Support Grows For Wandsworth Father's Anti-Pollution Idea


David Smith wants to see keep clear zones at London bus stops


David Smith with his three-year-old son Eli. Picture: David Smith

David Smith, a 47-year-old project manager from Wandsworth, has launched a campaign for keep clear zones to be placed around bus stops in London. He has set up an online petition to gain support for his idea and he wants to lobby the Mayor and Transport for London to consider the plan and has already received over 100 signatures.

His idea for the initiative came when we saw how much toxic fumes children, including his three-year-old son Eli, were forced to inhale when waiting at bus stops.

He says, “When our son was two and a half years old, I broke his heart. I took away the thing that gave him the most joy – riding his little bike around Stockwell Skatepark. I did it for the right reasons, but it still hurts to this day.

“To get from our home in Wandsworth to Stockwell Skatepark by 10am (an hour before the bigger kids get there), we’d travel down West Hill, wait for the 37 bus to Lambeth Town Hall, then walk along the Brixton Road. Throughout this journey we were either walking alongside, standing next to or riding in lanes of slow moving or idling traffic.”

He is a regular user of the 37 and 337 bus routes from his home near West Hill and often having to wait on the South Circular or Putney High Street where pollution levels have been documented as being very high.
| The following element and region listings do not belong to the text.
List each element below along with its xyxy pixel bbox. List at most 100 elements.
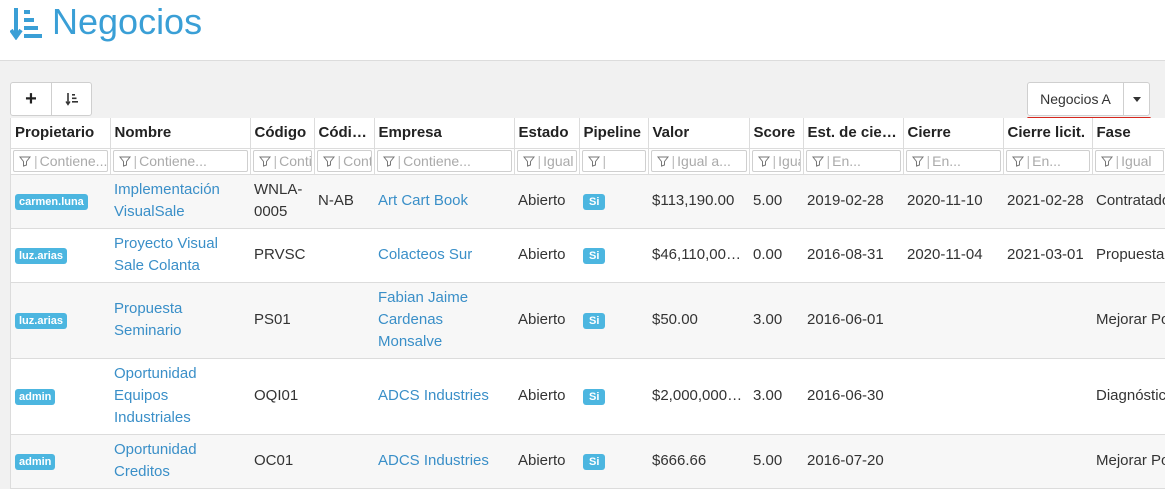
owner-badge: luz.arias [15, 248, 68, 264]
view-selector-dropdown[interactable] [1124, 83, 1149, 115]
column-header[interactable]: Pipeline [579, 118, 649, 149]
deal-value: $50.00 [652, 311, 698, 328]
column-header[interactable]: Código... [314, 118, 375, 149]
deal-code: PRVSC [250, 228, 314, 283]
filter-input[interactable]: |Igual [516, 150, 577, 172]
close-date: 2020-11-04 [903, 228, 1003, 283]
deal-code2 [314, 434, 374, 489]
filter-input[interactable]: |Igual [1094, 150, 1164, 172]
owner-badge: admin [15, 454, 56, 470]
table-row[interactable]: admin Oportunidad Creditos OC01 ADCS Ind… [11, 434, 1165, 489]
est-close-date: 2019-02-28 [803, 174, 903, 229]
close-bid-date: 2021-03-01 [1003, 228, 1092, 283]
company-link[interactable]: Fabian Jaime Cardenas Monsalve [378, 289, 468, 350]
column-header[interactable]: Propietario [11, 118, 111, 149]
table-row[interactable]: luz.arias Proyecto Visual Sale Colanta P… [11, 228, 1165, 283]
company-link[interactable]: ADCS Industries [378, 387, 489, 404]
filter-icon [911, 156, 924, 167]
close-bid-date [1003, 282, 1092, 359]
pipeline-badge: Si [583, 389, 606, 405]
column-header[interactable]: Est. de cierre [803, 118, 904, 149]
sort-icon [64, 93, 78, 106]
filter-input[interactable]: | En... [1005, 150, 1090, 172]
deal-score: 3.00 [749, 358, 803, 435]
sort-button[interactable] [51, 83, 91, 115]
deal-name-link[interactable]: Implementación VisualSale [114, 181, 220, 220]
company-link[interactable]: ADCS Industries [378, 452, 489, 469]
deal-phase: Mejorar Pos [1092, 434, 1165, 489]
deal-phase: Mejorar Pos [1092, 282, 1165, 359]
page-title: Negocios [52, 1, 203, 42]
filter-input[interactable]: | Igual a... [650, 150, 747, 172]
pipeline-badge: Si [583, 313, 606, 329]
view-selector-label[interactable]: Negocios A [1028, 83, 1124, 115]
filter-input[interactable]: | En... [805, 150, 901, 172]
close-date [903, 282, 1003, 359]
column-header[interactable]: Cierre [903, 118, 1004, 149]
deal-name-link[interactable]: Propuesta Seminario [114, 300, 182, 339]
deal-name-link[interactable]: Proyecto Visual Sale Colanta [114, 235, 218, 274]
header-row: Propietario Nombre Código Código... Empr… [11, 118, 1165, 149]
toolbar: + [10, 82, 92, 116]
deal-name-link[interactable]: Oportunidad Creditos [114, 441, 197, 480]
company-link[interactable]: Colacteos Sur [378, 246, 472, 263]
owner-badge: admin [15, 389, 56, 405]
column-header[interactable]: Valor [648, 118, 750, 149]
view-selector[interactable]: Negocios A [1027, 82, 1150, 116]
add-button[interactable]: + [11, 83, 51, 115]
company-link[interactable]: Art Cart Book [378, 192, 468, 209]
deal-value: $666.66 [652, 452, 707, 469]
table-row[interactable]: carmen.luna Implementación VisualSale WN… [11, 174, 1165, 229]
est-close-date: 2016-08-31 [803, 228, 903, 283]
deal-score: 5.00 [749, 174, 803, 229]
filter-input[interactable]: | En... [905, 150, 1001, 172]
deal-code: PS01 [250, 282, 314, 359]
filter-icon [18, 156, 32, 167]
filter-input[interactable]: | [581, 150, 646, 172]
column-header[interactable]: Score [749, 118, 804, 149]
column-header[interactable]: Nombre [110, 118, 251, 149]
deal-code2 [314, 282, 374, 359]
deal-phase: Contratado [1092, 174, 1165, 229]
est-close-date: 2016-07-20 [803, 434, 903, 489]
filter-input[interactable]: |Contiene... [316, 150, 372, 172]
column-header[interactable]: Empresa [374, 118, 515, 149]
column-header[interactable]: Código [250, 118, 315, 149]
filter-input[interactable]: |Contiene... [376, 150, 512, 172]
column-header[interactable]: Fase [1092, 118, 1165, 149]
deal-name-link[interactable]: Oportunidad Equipos Industriales [114, 365, 197, 426]
deal-phase: Propuesta Recibida [1092, 228, 1165, 283]
close-date [903, 434, 1003, 489]
filter-icon [587, 156, 600, 167]
filter-input[interactable]: |Igual [751, 150, 801, 172]
deal-status: Abierto [514, 358, 579, 435]
deal-code2: N-AB [314, 174, 374, 229]
close-bid-date [1003, 358, 1092, 435]
filter-icon [118, 156, 131, 167]
deal-score: 5.00 [749, 434, 803, 489]
deal-code: WNLA-0005 [250, 174, 314, 229]
filter-icon [322, 156, 335, 167]
deal-value: $46,110,000.00 [652, 246, 745, 263]
table-row[interactable]: admin Oportunidad Equipos Industriales O… [11, 358, 1165, 435]
deal-code: OC01 [250, 434, 314, 489]
close-bid-date [1003, 434, 1092, 489]
owner-badge: luz.arias [15, 313, 68, 329]
filter-row: |Contiene... |Contiene... |Contiene... |… [11, 148, 1165, 175]
filter-input[interactable]: |Contiene... [13, 150, 108, 172]
page-header: Negocios [0, 0, 1165, 61]
column-header[interactable]: Estado [514, 118, 580, 149]
column-header[interactable]: Cierre licit. [1003, 118, 1093, 149]
deals-grid: Propietario Nombre Código Código... Empr… [10, 118, 1165, 489]
filter-input[interactable]: |Contiene... [252, 150, 312, 172]
pipeline-badge: Si [583, 194, 606, 210]
filter-icon [522, 156, 535, 167]
deal-value: $113,190.00 [652, 192, 735, 209]
table-row[interactable]: luz.arias Propuesta Seminario PS01 Fabia… [11, 282, 1165, 359]
filter-input[interactable]: |Contiene... [112, 150, 248, 172]
filter-icon [382, 156, 395, 167]
deal-status: Abierto [514, 282, 579, 359]
deal-status: Abierto [514, 174, 579, 229]
deal-phase: Diagnóstico [1092, 358, 1165, 435]
plus-icon: + [25, 88, 37, 110]
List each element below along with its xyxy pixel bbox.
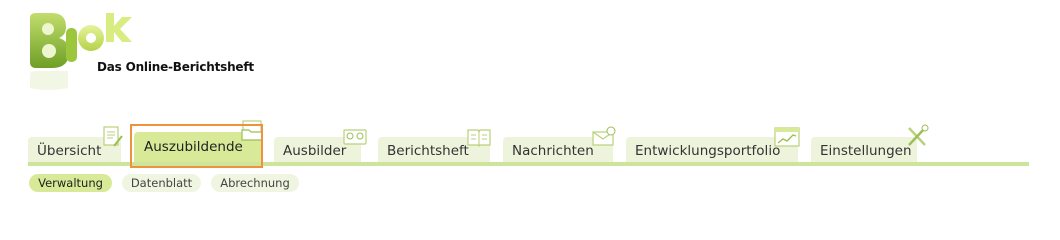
subtab-label: Datenblatt — [130, 176, 193, 190]
tab-ausbilder[interactable]: Ausbilder — [274, 129, 367, 162]
tab-label: Ausbilder — [283, 143, 347, 159]
open-book-icon — [467, 129, 491, 147]
logo-subtitle: Das Online-Berichtsheft — [97, 60, 254, 74]
chart-window-icon — [774, 127, 800, 147]
subtab-abrechnung[interactable]: Abrechnung — [211, 174, 299, 192]
tab-entwicklungsportfolio[interactable]: Entwicklungsportfolio — [626, 127, 800, 162]
tab-label: Einstellungen — [820, 143, 912, 159]
tab-auszubildende[interactable]: Auszubildende — [134, 120, 263, 164]
envelope-icon — [592, 126, 616, 146]
subtab-verwaltung[interactable]: Verwaltung — [29, 174, 112, 192]
subtab-label: Abrechnung — [220, 176, 290, 190]
tab-underline — [28, 162, 1029, 166]
tab-label: Berichtsheft — [387, 143, 469, 159]
subtab-datenblatt[interactable]: Datenblatt — [122, 174, 201, 192]
tab-einstellungen[interactable]: Einstellungen — [811, 124, 929, 162]
blok-logo[interactable]: Das Online-Berichtsheft — [28, 8, 268, 128]
id-card-icon — [343, 129, 367, 145]
tab-label: Übersicht — [37, 143, 102, 159]
folder-icon — [241, 120, 263, 141]
tab-nachrichten[interactable]: Nachrichten — [503, 126, 616, 162]
clipboard-pen-icon — [103, 126, 123, 147]
tab-uebersicht[interactable]: Übersicht — [28, 126, 123, 162]
main-tab-bar: Übersicht Auszubildende Ausbilder Berich… — [28, 118, 1029, 168]
tools-icon — [908, 124, 929, 146]
tab-label: Auszubildende — [144, 139, 243, 155]
tab-berichtsheft[interactable]: Berichtsheft — [378, 129, 491, 162]
tab-label: Nachrichten — [512, 143, 594, 159]
subtab-label: Verwaltung — [38, 176, 103, 190]
tab-label: Entwicklungsportfolio — [635, 143, 781, 159]
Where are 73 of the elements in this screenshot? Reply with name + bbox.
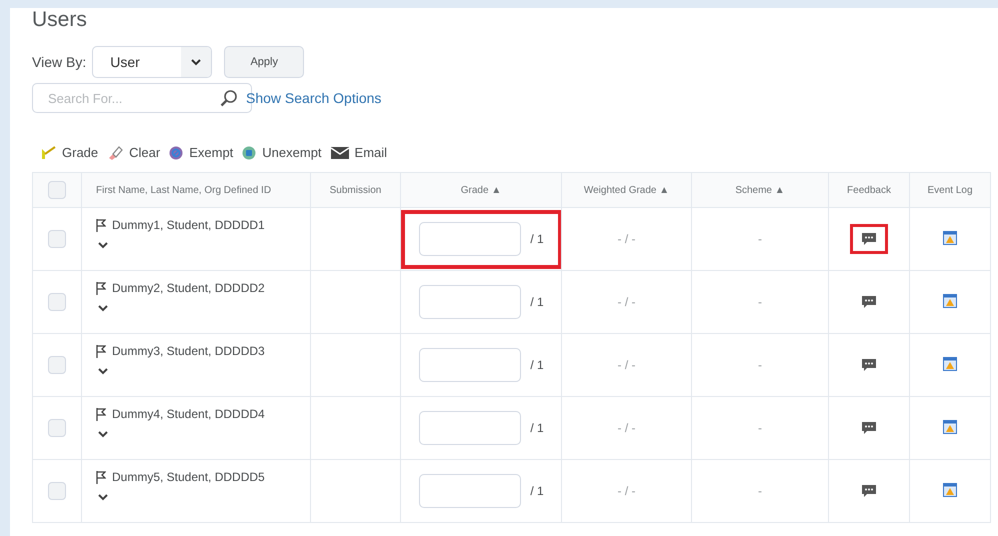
flag-icon[interactable]	[96, 282, 106, 294]
student-name: Dummy2, Student, DDDDD2	[112, 281, 265, 295]
chevron-down-icon[interactable]	[98, 305, 108, 312]
scheme-value: -	[758, 421, 762, 435]
row-checkbox[interactable]	[48, 482, 66, 500]
select-all-checkbox[interactable]	[48, 181, 66, 199]
row-checkbox[interactable]	[48, 419, 66, 437]
warning-window-icon[interactable]	[943, 482, 957, 496]
speech-bubble-icon[interactable]	[861, 295, 877, 309]
view-by-label: View By:	[32, 54, 86, 70]
action-link[interactable]: Grade	[62, 145, 98, 160]
scheme-value: -	[758, 484, 762, 498]
grade-out-of: / 1	[530, 358, 544, 372]
student-name: Dummy1, Student, DDDDD1	[112, 218, 265, 232]
grade-out-of: / 1	[530, 484, 544, 498]
action-link[interactable]: Email	[354, 145, 388, 160]
grade-input[interactable]	[419, 411, 522, 445]
warning-window-icon[interactable]	[943, 294, 957, 308]
view-by-dropdown[interactable]: User	[92, 46, 212, 78]
row-checkbox[interactable]	[48, 230, 66, 248]
flag-icon[interactable]	[96, 218, 106, 232]
weighted-grade: - / -	[618, 358, 636, 372]
grade-input[interactable]	[419, 285, 522, 319]
row-checkbox[interactable]	[48, 293, 66, 311]
flag-icon[interactable]	[96, 408, 106, 420]
action-link[interactable]: Clear	[129, 145, 160, 160]
page-title: Users	[32, 8, 88, 32]
column-header[interactable]: Feedback	[828, 172, 910, 208]
eraser-icon	[107, 146, 124, 160]
grade-out-of: / 1	[530, 232, 544, 246]
speech-bubble-icon[interactable]	[861, 484, 877, 498]
student-name: Dummy5, Student, DDDDD5	[112, 470, 265, 484]
scheme-value: -	[758, 232, 762, 246]
exempt-icon	[169, 146, 184, 160]
column-header[interactable]: Grade ▲	[400, 172, 562, 208]
speech-bubble-icon[interactable]	[861, 232, 877, 246]
warning-window-icon[interactable]	[943, 356, 957, 370]
weighted-grade: - / -	[618, 232, 636, 246]
chevron-down-icon[interactable]	[98, 494, 108, 501]
column-header[interactable]: Scheme ▲	[692, 172, 828, 208]
grade-input[interactable]	[419, 348, 522, 382]
grade-out-of: / 1	[530, 421, 544, 435]
flag-icon[interactable]	[96, 470, 106, 484]
grade-input[interactable]	[419, 474, 522, 508]
scheme-value: -	[758, 358, 762, 372]
unexempt-icon	[242, 146, 256, 160]
speech-bubble-icon[interactable]	[861, 358, 877, 372]
warning-window-icon[interactable]	[943, 420, 957, 434]
chevron-down-icon	[191, 58, 202, 66]
chevron-down-icon[interactable]	[98, 368, 108, 375]
chevron-down-icon[interactable]	[98, 431, 108, 438]
column-header[interactable]: First Name, Last Name, Org Defined ID	[82, 172, 310, 208]
flag-icon[interactable]	[96, 344, 106, 358]
weighted-grade: - / -	[618, 484, 636, 498]
weighted-grade: - / -	[618, 295, 636, 309]
warning-window-icon[interactable]	[943, 230, 957, 244]
column-header[interactable]: Submission	[310, 172, 400, 208]
student-name: Dummy3, Student, DDDDD3	[112, 344, 265, 358]
row-checkbox[interactable]	[48, 356, 66, 374]
student-name: Dummy4, Student, DDDDD4	[112, 407, 265, 421]
grade-input[interactable]	[419, 222, 522, 256]
column-header[interactable]: Weighted Grade ▲	[562, 172, 692, 208]
speech-bubble-icon[interactable]	[861, 421, 877, 435]
weighted-grade: - / -	[618, 421, 636, 435]
grade-out-of: / 1	[530, 295, 544, 309]
column-header[interactable]: Event Log	[910, 172, 990, 208]
apply-button[interactable]: Apply	[224, 46, 304, 78]
chevron-down-icon[interactable]	[98, 242, 108, 249]
envelope-icon	[330, 146, 349, 158]
grade-icon	[40, 146, 56, 160]
action-link[interactable]: Unexempt	[262, 145, 322, 160]
scheme-value: -	[758, 295, 762, 309]
action-link[interactable]: Exempt	[189, 145, 234, 160]
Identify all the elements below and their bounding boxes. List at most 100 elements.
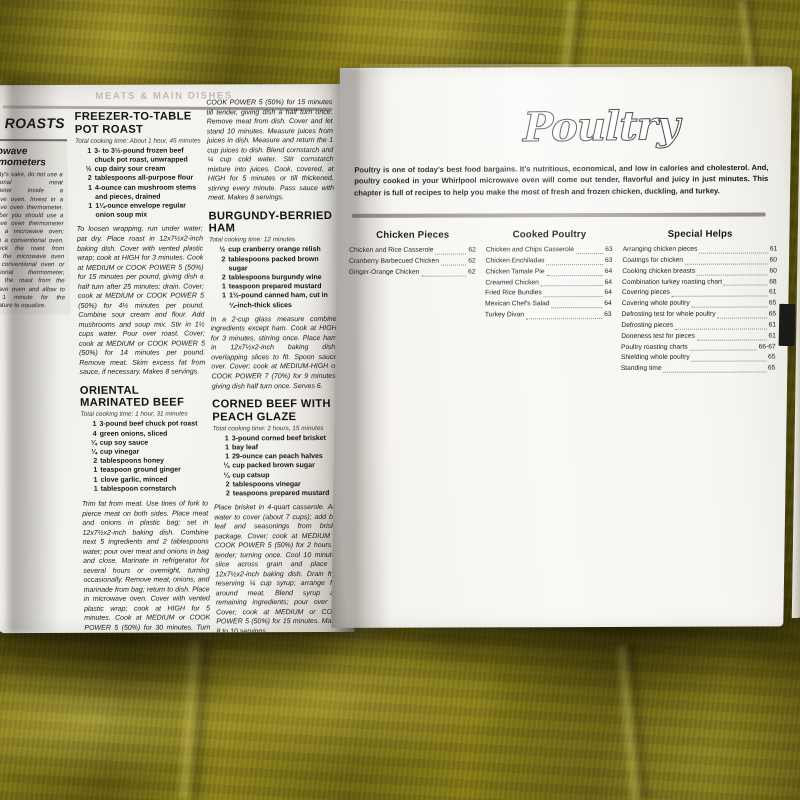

He calculates that a child travelling to school each day would spend over a day and a half each year waiting at bus stops at peak times in these areas. He has managed to borrow a AQMesh air monitoring station to measure nitrogen dioxide levels which he says are “worryingly high” at peak times.


Artist's impression of how the clear zone would look

Mr Smith points to studies across the world, including ones in London, that consistently find that regular exposure to traffic pollution effects the growth and function of children’s lungs. He says that the UK has one of the highest rates of childhood asthma in the world with an estimated 1.1 million children diagnosed as suffering from the disease which research suggests on in four cases of which are caused by air pollution.

He added, “Our son is now three years old and like millions of children across the UK he unknowingly breathes harmful levels of pollution travelling to nursery/school whilst morning traffic pollution is at its highest.

“We are advised to take routes away from busy roads but millions of children live on or near busy roads, attend schools near busy roads, their journeys are unavoidably along busy roads. Babies in buggies and young children are closest to the vehicles exhausts and exposed to higher concentrations of toxic gases and particulates.”